Christianity, unlike the pagan religions that preceded it believes in the presence of a transcendent and incarnate God. For early Christian architects the challenge was how to express in material form the ideals and presence of an immaterial God. The western Roman Catholic Church adopted and evolved a model based on the horizontal axis of the Roman basilica. In the east, the Byzantines and the Eastern Orthodox Church developed a layout based on a centralized plan and domed architecture.
The Hagia Sophia is considered the finest example of Byzantine ecclesiastical architecture. It was built as the Cathedral of Constantinople (Istanbul, Turkey) by Emperor Justinian between c. 532 – 537.
The central dome of the church was made possible by use of pendentives. Invented by the Romans it was adopted and further developed by the Byzantines. A pendentive is a type of construction that allows a circular dome to be placed over a square space. The pendentives are the concave triangular segments that are created when four large arches rise upward from the four edges of the square space and transition to the circular base of a hemispherical dome. The pendentives receive the weight of the dome and then concentrate it downward along the tapering mass of the pendentives to the four corners of the square base. Since the spaces beneath the large arches are essentially non-load bearing large windows can be used to fill the interior with light.
The official court historian Procopius wrote the following concerning the dome:
“And since the arches where they are joined together are so constructed as to form a four-cornered plan, the stone-work between the arches produces four triangles. And while each supporting end of a triangle, having been contracted to a point by the coming together of each pair of arches, makes the lower point an acute angle, yet as the triangle rises and its width is extended by the intermediate surface, it ends in the segment of a circle which it supports, and forms the remaining angles at that level. Upon this circle rests the huge spherical dome which makes the structure exceptionally beautiful. Yet it seems not to rest upon solid masonry, but to cover the space with its golden dome suspended from Heaven.”

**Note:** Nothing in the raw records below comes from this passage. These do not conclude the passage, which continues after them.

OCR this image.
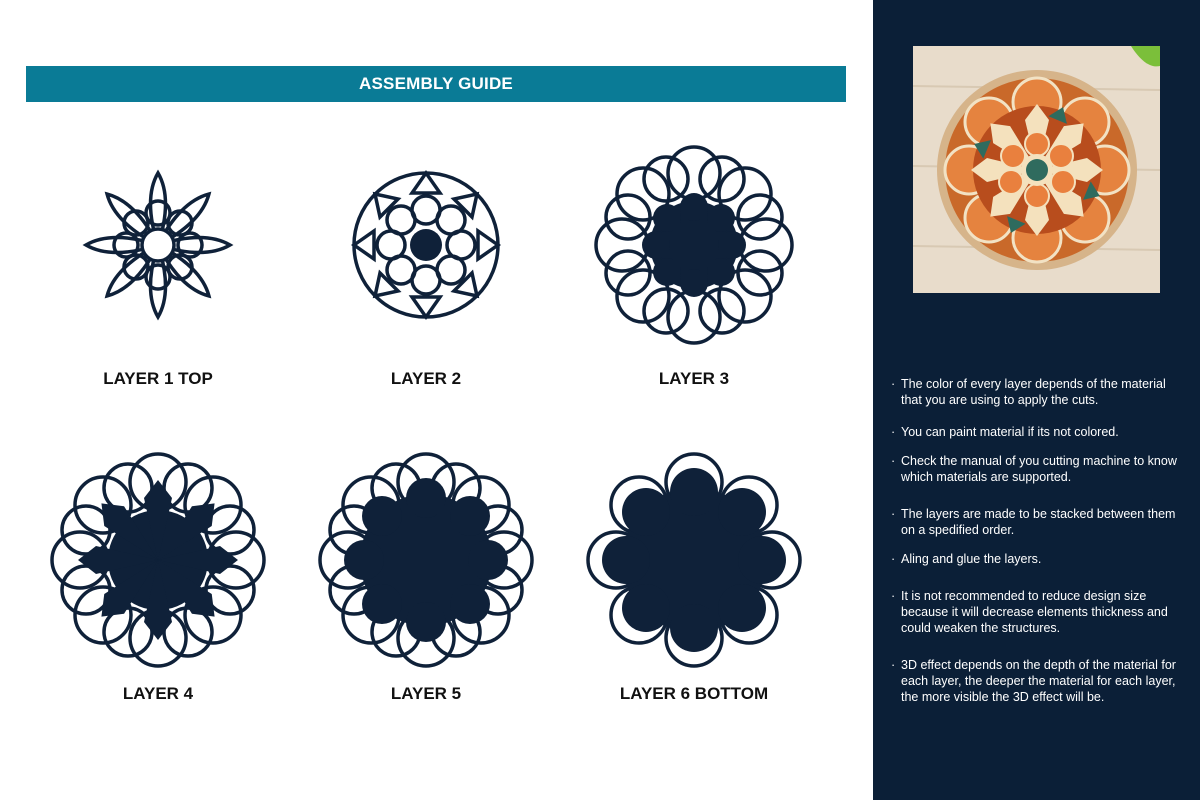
ASSEMBLY GUIDE
LAYER 1 TOP	LAYER 2	LAYER 3
LAYER 4	LAYER 5	LAYER 6 BOTTOM
· The color of every layer depends of the material that you are using to apply the cuts.
· You can paint material if its not colored.
· Check the manual of you cutting machine to know which materials are supported.
· The layers are made to be stacked between them on a spedified order.
· Aling and glue the layers.
· It is not recommended to reduce design size because it will decrease elements thickness and could weaken the structures.
· 3D effect depends on the depth of the material for each layer, the deeper the material for each layer, the more visible the 3D effect will be.
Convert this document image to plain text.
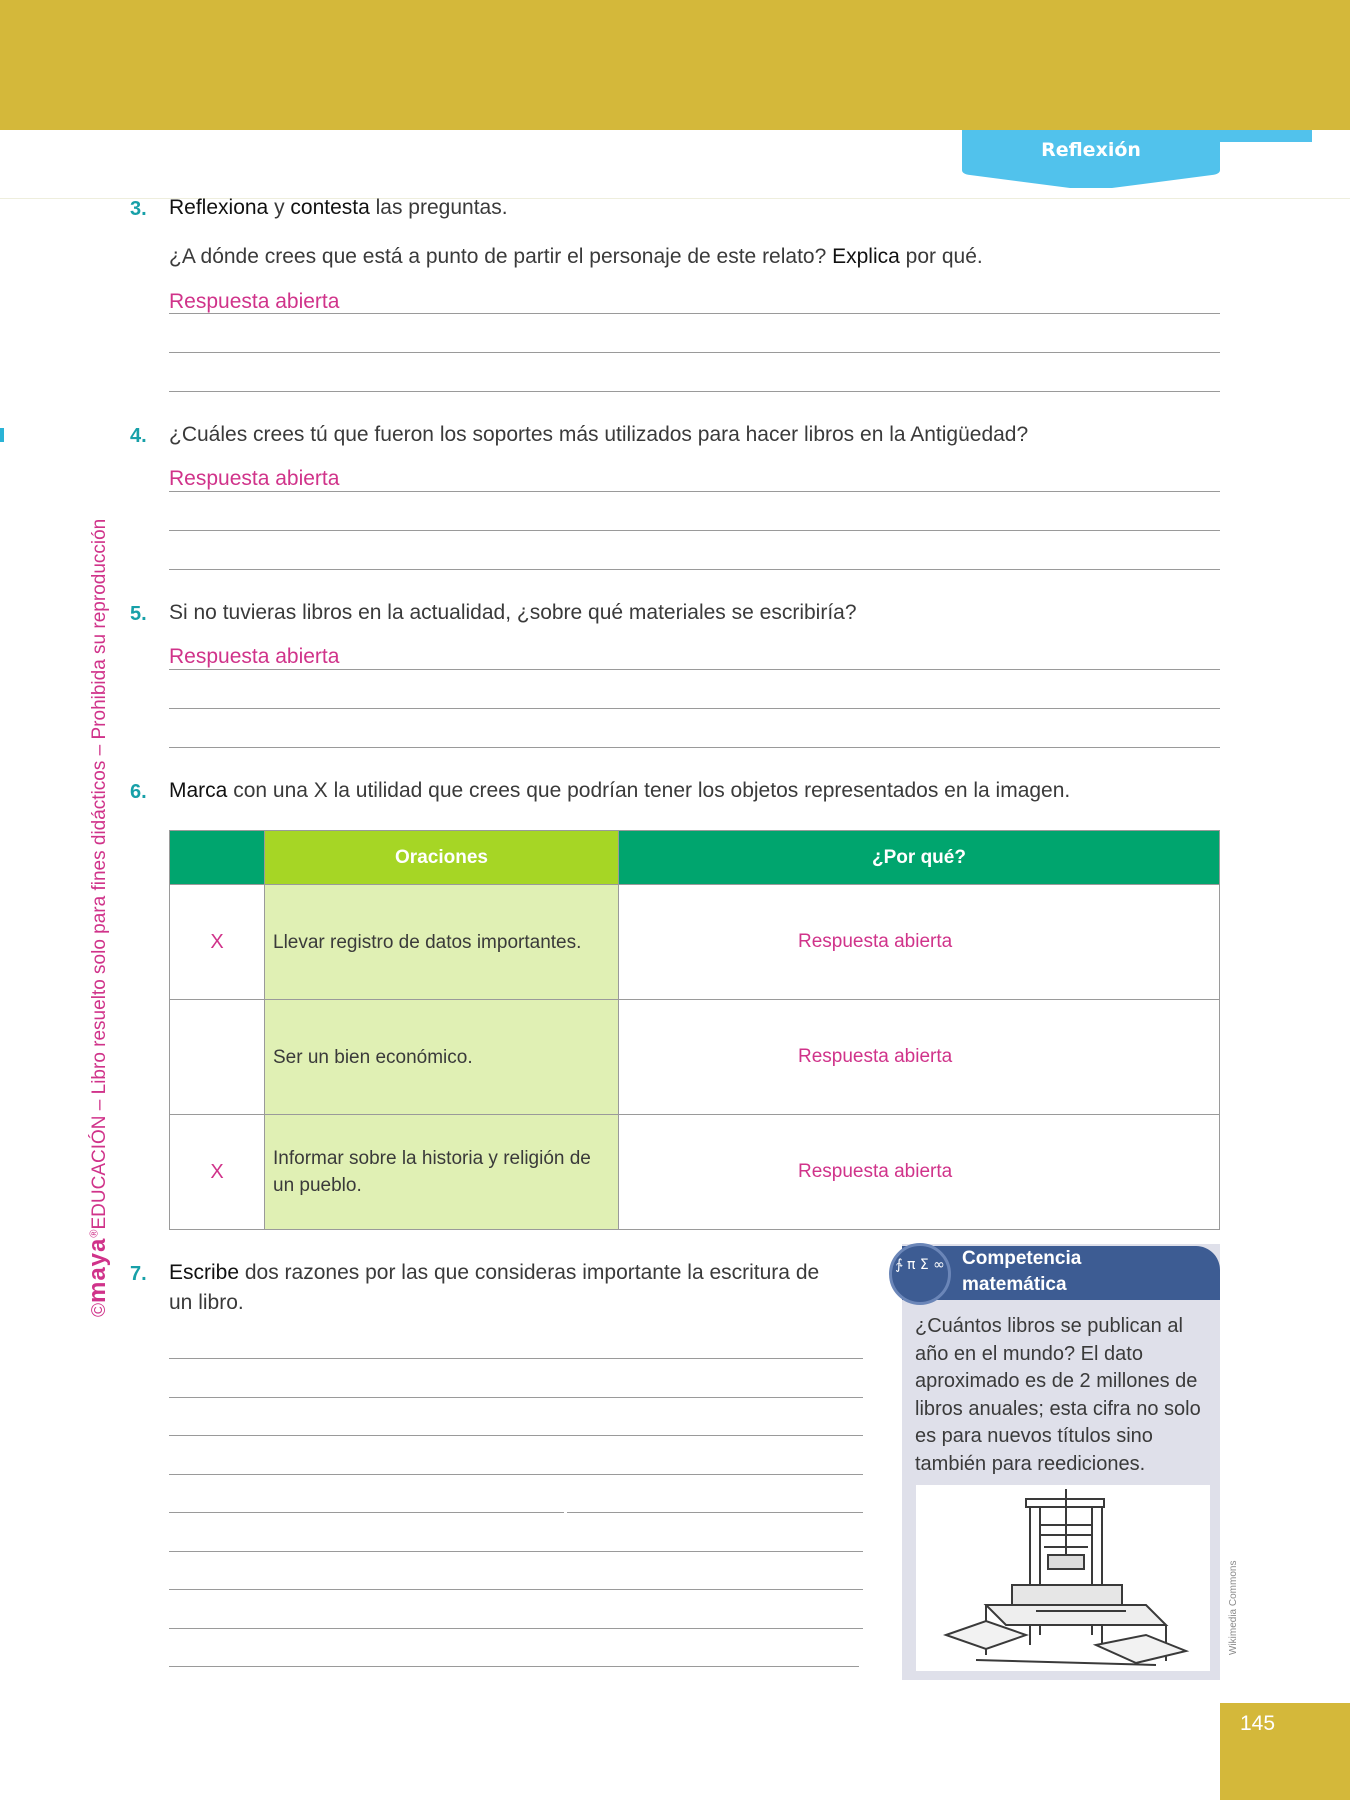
Reflexión
©maya®EDUCACIÓN – Libro resuelto solo para fines didácticos – Prohibida su reproducción
3. Reflexiona y contesta las preguntas.
¿A dónde crees que está a punto de partir el personaje de este relato? Explica por qué.
Respuesta abierta
4. ¿Cuáles crees tú que fueron los soportes más utilizados para hacer libros en la Antigüedad?
Respuesta abierta
5. Si no tuvieras libros en la actualidad, ¿sobre qué materiales se escribiría?
Respuesta abierta
6. Marca con una X la utilidad que crees que podrían tener los objetos representados en la imagen.
	Oraciones	¿Por qué?
X	Llevar registro de datos importantes.	Respuesta abierta
	Ser un bien económico.	Respuesta abierta
X	Informar sobre la historia y religión de un pueblo.	Respuesta abierta
7. Escribe dos razones por las que consideras importante la escritura de
un libro.
∱ π Σ ∞ Competencia
matemática
¿Cuántos libros se publican al año en el mundo? El dato aproximado es de 2 millones de libros anuales; esta cifra no solo es para nuevos títulos sino también para reediciones.
Wikimedia Commons
145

In addition to the windows in the clerestories beneath the pendentives there are forty windows under the base of the central dome that flood the interior with light. As a result the dome appears to float above its base on a cushion of light. The visual effect is further enhanced by magnificent golden mosaics and marble surfaces that line the interior surfaces of the church. Or as Procopius wrote: “... it abounds exceedingly in sunlight and in the sun’s rays from the marble. Indeed one might say that its interior is not illuminated from without by the sun, but that the radiance comes into being within it, such an abundance of light bathes the shrine.”